上の画像は、沖縄本島の約400km東方に位置する南大東島にある「星野洞」という鍾乳洞である。島には100を超える鍾乳洞があると言われているが、その中でも特に大きく美しい鍾乳洞である。星野洞の一帯が星野さんの土地であったことから、星野洞という名前が付けられた。
鍾乳洞は、この画像のようにつららのようなトゲトゲした「鍾乳石」と呼ばれる石で出来た洞窟で、その鍾乳洞のもとになっているのが「石灰岩」という石である。
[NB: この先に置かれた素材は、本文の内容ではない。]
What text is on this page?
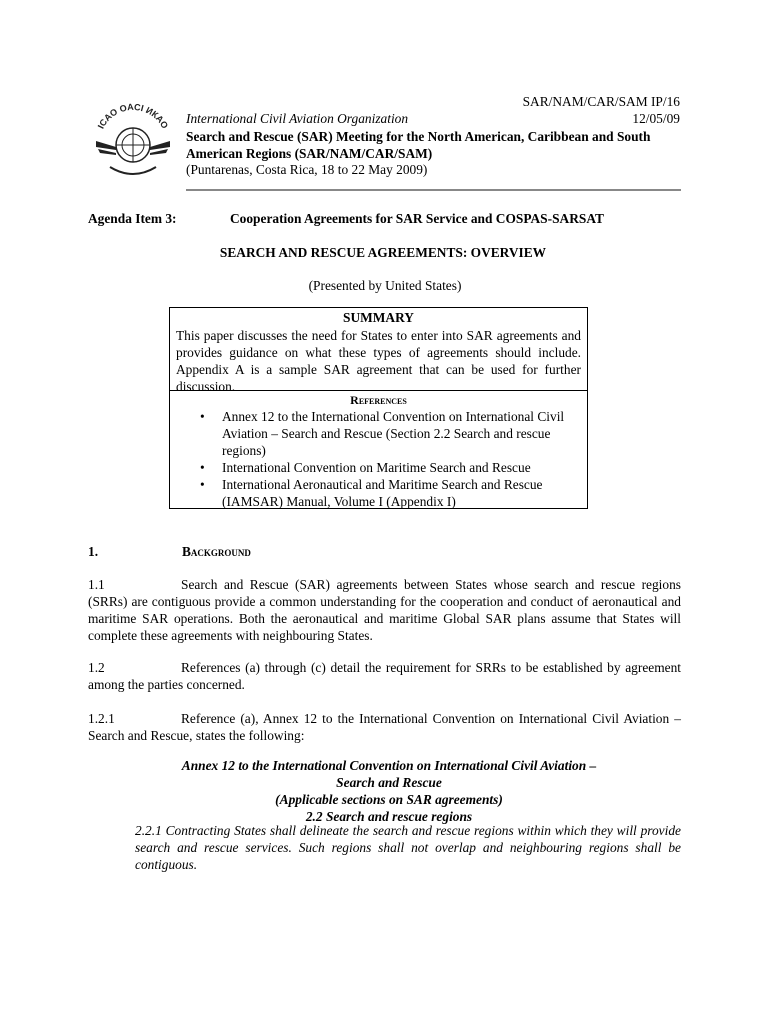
SAR/NAM/CAR/SAM IP/16
12/05/09
ICAO OACI ИКАО International Civil Aviation Organization
Search and Rescue (SAR) Meeting for the North American, Caribbean and South American Regions (SAR/NAM/CAR/SAM)
(Puntarenas, Costa Rica, 18 to 22 May 2009)
Agenda Item 3:	Cooperation Agreements for SAR Service and COSPAS-SARSAT
SEARCH AND RESCUE AGREEMENTS: OVERVIEW
(Presented by United States)
SUMMARY
This paper discusses the need for States to enter into SAR agreements and provides guidance on what these types of agreements should include. Appendix A is a sample SAR agreement that can be used for further discussion.
References
• Annex 12 to the International Convention on International Civil Aviation – Search and Rescue (Section 2.2 Search and rescue regions)
• International Convention on Maritime Search and Rescue
• International Aeronautical and Maritime Search and Rescue (IAMSAR) Manual, Volume I (Appendix I)
1.	Background
1.1	Search and Rescue (SAR) agreements between States whose search and rescue regions (SRRs) are contiguous provide a common understanding for the cooperation and conduct of aeronautical and maritime SAR operations. Both the aeronautical and maritime Global SAR plans assume that States will complete these agreements with neighbouring States.
1.2	References (a) through (c) detail the requirement for SRRs to be established by agreement among the parties concerned.
1.2.1	Reference (a), Annex 12 to the International Convention on International Civil Aviation – Search and Rescue, states the following:
Annex 12 to the International Convention on International Civil Aviation –
Search and Rescue
(Applicable sections on SAR agreements)
2.2 Search and rescue regions
2.2.1 Contracting States shall delineate the search and rescue regions within which they will provide search and rescue services. Such regions shall not overlap and neighbouring regions shall be contiguous.
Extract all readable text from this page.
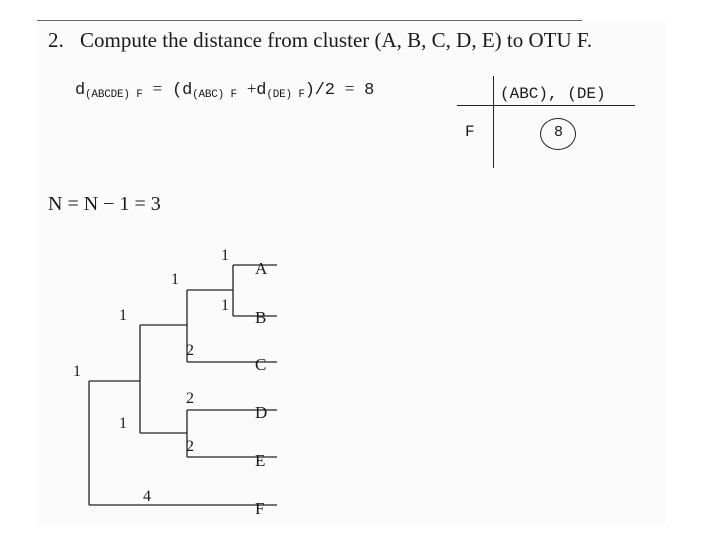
2. Compute the distance from cluster (A, B, C, D, E) to OTU F.
d(ABCDE) F = (d(ABC) F +d(DE) F)/2 = 8	(ABC), (DE)
F	8
N = N − 1 = 3
A
B
C
D
E
F
1
1
1
2
1
2
2
1
1
4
石灰岩には二つの大きな特徴がある。
一つ目の特徴は、石の表面に穴や隙間があり、水が入りやすい構造をしていることである。二つ目は、酸に溶けやすい性質を持つことである。これらの特徴は鍾乳洞をつくる上でとても大事なものとなる。
鍾乳洞の材料となる石灰岩は、サンゴや貝といった生き物の死体に含まれる「炭酸カルシウム」で出来ている。魚などの死体は腐敗してなくなるが、炭酸カルシウムは腐敗したり、海水に溶けたりすることなく、どんどん積み重なり、石灰岩の地層が出来る。
この石灰岩の地層が地殻変動などにより隆起し、地表に現れる。地表に露出した石灰岩は雨にさらされる。雨は空気中の二酸化炭素が溶けてわずかに酸性である。そのため、石灰岩の表面にある穴から酸性の雨が内部を溶かしながら浸透していく。
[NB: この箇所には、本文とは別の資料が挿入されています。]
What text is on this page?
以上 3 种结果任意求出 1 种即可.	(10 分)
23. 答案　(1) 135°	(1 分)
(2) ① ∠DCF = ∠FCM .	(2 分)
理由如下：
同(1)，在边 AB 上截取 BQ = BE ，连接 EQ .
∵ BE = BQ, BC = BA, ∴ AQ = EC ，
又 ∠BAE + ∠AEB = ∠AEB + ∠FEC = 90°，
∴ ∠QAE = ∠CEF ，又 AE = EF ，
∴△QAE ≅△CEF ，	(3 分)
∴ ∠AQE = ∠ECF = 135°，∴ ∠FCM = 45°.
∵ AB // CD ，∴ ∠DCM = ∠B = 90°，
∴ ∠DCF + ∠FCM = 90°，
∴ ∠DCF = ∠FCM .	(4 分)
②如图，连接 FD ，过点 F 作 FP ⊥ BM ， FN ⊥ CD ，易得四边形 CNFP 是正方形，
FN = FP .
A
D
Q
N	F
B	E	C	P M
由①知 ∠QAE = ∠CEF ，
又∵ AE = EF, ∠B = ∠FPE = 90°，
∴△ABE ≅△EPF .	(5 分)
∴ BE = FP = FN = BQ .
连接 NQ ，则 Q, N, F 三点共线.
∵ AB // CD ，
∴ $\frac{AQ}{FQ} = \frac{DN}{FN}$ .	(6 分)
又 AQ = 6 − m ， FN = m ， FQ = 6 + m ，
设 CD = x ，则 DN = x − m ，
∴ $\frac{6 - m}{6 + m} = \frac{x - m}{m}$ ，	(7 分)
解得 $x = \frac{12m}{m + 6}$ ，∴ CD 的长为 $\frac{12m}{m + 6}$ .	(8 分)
そして、地層の変わり目などにより水が下方向に浸透できなくなると、横方向に水が浸透していく。その辺り一帯の石灰岩が溶かされることで、大きな空洞が出来る。この石灰岩の空洞こそが鍾乳洞である。つまり、鍾乳洞とは、生き物の死体が積み重なって出来た石灰岩が、雨水や地下水に溶かされて生まれた大きな穴のことである。
また、トゲトゲの鍾乳石は、鍾乳洞の上の方で溶けた石灰岩の成分が再び固まって出来たものである。鍾乳石が1cm成長するのに100年以上かかるとも言われ、鍾乳石が出来るまでには何千・何万年という長い年月がかかる。
ちなみに、水や風により岩石や地層が削られることを学術的に「侵食」と表現する。一般的には「浸食」と表記する場合もある。また、侵食の一種で石灰岩が水によって溶解することを「溶食」という。